The rest of the party, not possessing any clever schemes, goes shopping on Nar Shaddaa.  Once stocked up on various illegal commodities, and still not having heard back from Loren, they decide to kill some time... by doing their first Kessel Run.  Never a bunch to divide their eggs into multiple baskets, they collect over two-thirds of their personal treasure and ship's operating funds, by a modest cargo of food and liquid oxygen to import to the mines and give them a good excuse, and light out for Kessel.  The local customs inspector knows that they're up to no good, but, alas, cannot prove it, and clears them to land.  After several dubious stops and starts, they positively stuff their smuggling compartments with glitterstim, courtesy of a local crooked Imperial, and take off... only to find three very suspicious customs cruisers awaiting them in orbit.  Not wanting a prolonged gunfight, they flee at top speed, going straight for the Maw, and try to discourage pursuit with a few volleys of ion cannons.  The customs pilots are good, however, and stick to them, blasting away with turbolasers... and each customs boat has four.  Twelve turbolasers chew away at the party's shields rather quickly, however, and they start employing every trick they can think of -- jamming targeting sensors, aiming pinpoint blasts at their pursuer's engines... all to no avail.

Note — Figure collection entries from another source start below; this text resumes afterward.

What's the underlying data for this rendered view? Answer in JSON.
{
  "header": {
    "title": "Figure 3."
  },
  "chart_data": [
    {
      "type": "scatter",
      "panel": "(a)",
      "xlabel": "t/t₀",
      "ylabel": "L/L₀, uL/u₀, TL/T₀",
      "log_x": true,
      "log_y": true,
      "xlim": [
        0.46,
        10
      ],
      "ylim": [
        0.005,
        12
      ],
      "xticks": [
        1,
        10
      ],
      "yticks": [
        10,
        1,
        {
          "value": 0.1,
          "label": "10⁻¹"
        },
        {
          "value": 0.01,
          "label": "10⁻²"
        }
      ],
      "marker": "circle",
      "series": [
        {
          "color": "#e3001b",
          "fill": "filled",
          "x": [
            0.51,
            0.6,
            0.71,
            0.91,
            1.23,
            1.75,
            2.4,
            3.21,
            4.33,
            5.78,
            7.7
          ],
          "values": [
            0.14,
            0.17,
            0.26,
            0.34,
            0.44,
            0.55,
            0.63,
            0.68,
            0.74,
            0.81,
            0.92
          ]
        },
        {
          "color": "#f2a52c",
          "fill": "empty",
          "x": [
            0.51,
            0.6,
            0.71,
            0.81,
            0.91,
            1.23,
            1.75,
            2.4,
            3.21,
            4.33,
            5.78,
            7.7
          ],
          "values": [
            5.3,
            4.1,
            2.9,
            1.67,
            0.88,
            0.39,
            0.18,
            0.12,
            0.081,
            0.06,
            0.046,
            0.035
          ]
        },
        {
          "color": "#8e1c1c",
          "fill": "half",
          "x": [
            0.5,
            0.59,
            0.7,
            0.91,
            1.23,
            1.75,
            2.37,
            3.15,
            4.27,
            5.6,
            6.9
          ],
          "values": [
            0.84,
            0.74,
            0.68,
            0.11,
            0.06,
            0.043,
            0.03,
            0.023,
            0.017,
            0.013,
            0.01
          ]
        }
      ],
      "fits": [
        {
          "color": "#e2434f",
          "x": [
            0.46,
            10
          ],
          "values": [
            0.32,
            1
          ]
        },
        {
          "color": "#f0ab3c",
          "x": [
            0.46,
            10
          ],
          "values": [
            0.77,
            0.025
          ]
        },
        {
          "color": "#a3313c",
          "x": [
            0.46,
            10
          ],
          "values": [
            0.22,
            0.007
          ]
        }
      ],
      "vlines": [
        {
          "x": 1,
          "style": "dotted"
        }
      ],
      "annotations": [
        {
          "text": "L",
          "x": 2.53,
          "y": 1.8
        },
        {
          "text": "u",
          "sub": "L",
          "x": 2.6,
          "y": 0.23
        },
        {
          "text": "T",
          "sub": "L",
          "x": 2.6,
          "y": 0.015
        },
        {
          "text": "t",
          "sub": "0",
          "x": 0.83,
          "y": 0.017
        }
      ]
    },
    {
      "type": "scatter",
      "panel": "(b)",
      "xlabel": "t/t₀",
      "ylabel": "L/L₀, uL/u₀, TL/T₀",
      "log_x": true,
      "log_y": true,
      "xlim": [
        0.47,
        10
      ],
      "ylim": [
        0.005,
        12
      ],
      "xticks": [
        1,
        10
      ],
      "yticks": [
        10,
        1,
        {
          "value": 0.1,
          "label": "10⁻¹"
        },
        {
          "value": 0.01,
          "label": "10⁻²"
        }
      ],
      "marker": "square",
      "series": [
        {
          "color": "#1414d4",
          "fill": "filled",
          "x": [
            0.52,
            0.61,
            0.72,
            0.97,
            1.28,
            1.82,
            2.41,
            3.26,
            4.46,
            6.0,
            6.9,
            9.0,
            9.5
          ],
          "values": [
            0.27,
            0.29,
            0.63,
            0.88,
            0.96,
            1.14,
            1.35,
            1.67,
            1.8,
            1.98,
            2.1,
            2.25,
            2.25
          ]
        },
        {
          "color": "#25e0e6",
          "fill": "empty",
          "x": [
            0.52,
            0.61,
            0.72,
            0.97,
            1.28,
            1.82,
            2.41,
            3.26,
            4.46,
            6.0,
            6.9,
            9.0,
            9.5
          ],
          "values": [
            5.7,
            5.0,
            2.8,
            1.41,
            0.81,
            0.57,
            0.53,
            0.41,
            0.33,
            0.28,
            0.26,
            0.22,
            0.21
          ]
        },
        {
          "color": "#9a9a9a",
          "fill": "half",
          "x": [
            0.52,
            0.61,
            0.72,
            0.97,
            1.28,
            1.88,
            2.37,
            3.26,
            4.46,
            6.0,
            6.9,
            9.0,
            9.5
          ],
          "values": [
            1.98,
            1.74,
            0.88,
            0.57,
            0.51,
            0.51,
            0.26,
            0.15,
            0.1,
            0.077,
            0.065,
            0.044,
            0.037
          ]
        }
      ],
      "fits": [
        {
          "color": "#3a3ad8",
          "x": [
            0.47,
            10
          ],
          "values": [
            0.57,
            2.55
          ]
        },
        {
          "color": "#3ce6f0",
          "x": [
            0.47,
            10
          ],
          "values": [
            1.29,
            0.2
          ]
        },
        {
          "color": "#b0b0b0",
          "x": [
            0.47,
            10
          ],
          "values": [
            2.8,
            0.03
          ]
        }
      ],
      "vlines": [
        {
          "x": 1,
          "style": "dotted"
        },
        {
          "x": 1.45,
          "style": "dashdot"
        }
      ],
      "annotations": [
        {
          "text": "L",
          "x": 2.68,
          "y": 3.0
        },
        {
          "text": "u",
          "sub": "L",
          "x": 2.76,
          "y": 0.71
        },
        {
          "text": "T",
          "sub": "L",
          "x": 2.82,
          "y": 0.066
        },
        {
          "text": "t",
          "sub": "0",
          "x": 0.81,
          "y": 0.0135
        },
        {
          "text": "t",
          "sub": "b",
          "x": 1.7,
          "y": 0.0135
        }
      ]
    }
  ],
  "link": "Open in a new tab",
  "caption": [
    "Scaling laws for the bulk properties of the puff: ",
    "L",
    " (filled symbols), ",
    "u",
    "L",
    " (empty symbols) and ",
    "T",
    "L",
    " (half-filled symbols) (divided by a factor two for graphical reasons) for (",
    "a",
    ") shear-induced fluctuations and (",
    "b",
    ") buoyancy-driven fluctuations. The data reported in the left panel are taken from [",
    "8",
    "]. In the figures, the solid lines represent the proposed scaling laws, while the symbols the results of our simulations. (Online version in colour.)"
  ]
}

Then, they begin re-routing power to engines.  Their reactor -- the hypermatter annihilator -- has power reserves to spare, power they have never tapped out of respect for such a volatile power source, but now they pour more and more energy into thrust.  Two electrical fires start.  A stabilizer breaks loose.  Engine room sensors predict a 21% chance of critical malfunction.

Felix looks down at his readouts in disbelief.  The Second Wind is currently traveling faster than a TIE Fighter at full throttle.

One last, triumphant volley of ion cannons disables their lead pursuer, who was falling behind anyway.  The remaining vessels, narrowly avoiding a collision, pull back... as the Second Wind enters the black hole cluster known as the Maw.  Frantically bleeding off speed, they skate through the edges of distorted space, playing a constant call-and-response game as Hajab calculates the safest trajectories and Felix wrestles the controls into obedience.  At these speeds, these gravitic stresses, the fabric of space itself bends... when they finally emerge in the asteroid cloud known as The Pit, through the worst of it but not safe yet, Felix and Hajab again consult their star charts.  According to their navigational data, the Kessel Run threads through the Maw for 18 parsecs... but the ship's recorder claims they did it in only 11.7, only .2 parsecs shy of Han Solo's unbelievable 11.5 run.  That's right... they've completed a Kessel Run in under 12 parsecs.  Once they get out of The Pit, they can jump away safely, and sell their cargo for a cool half million credits... almost double that, if they skip the approved wholesalers and parcel it out to local dealers and distributors on the Rim worlds.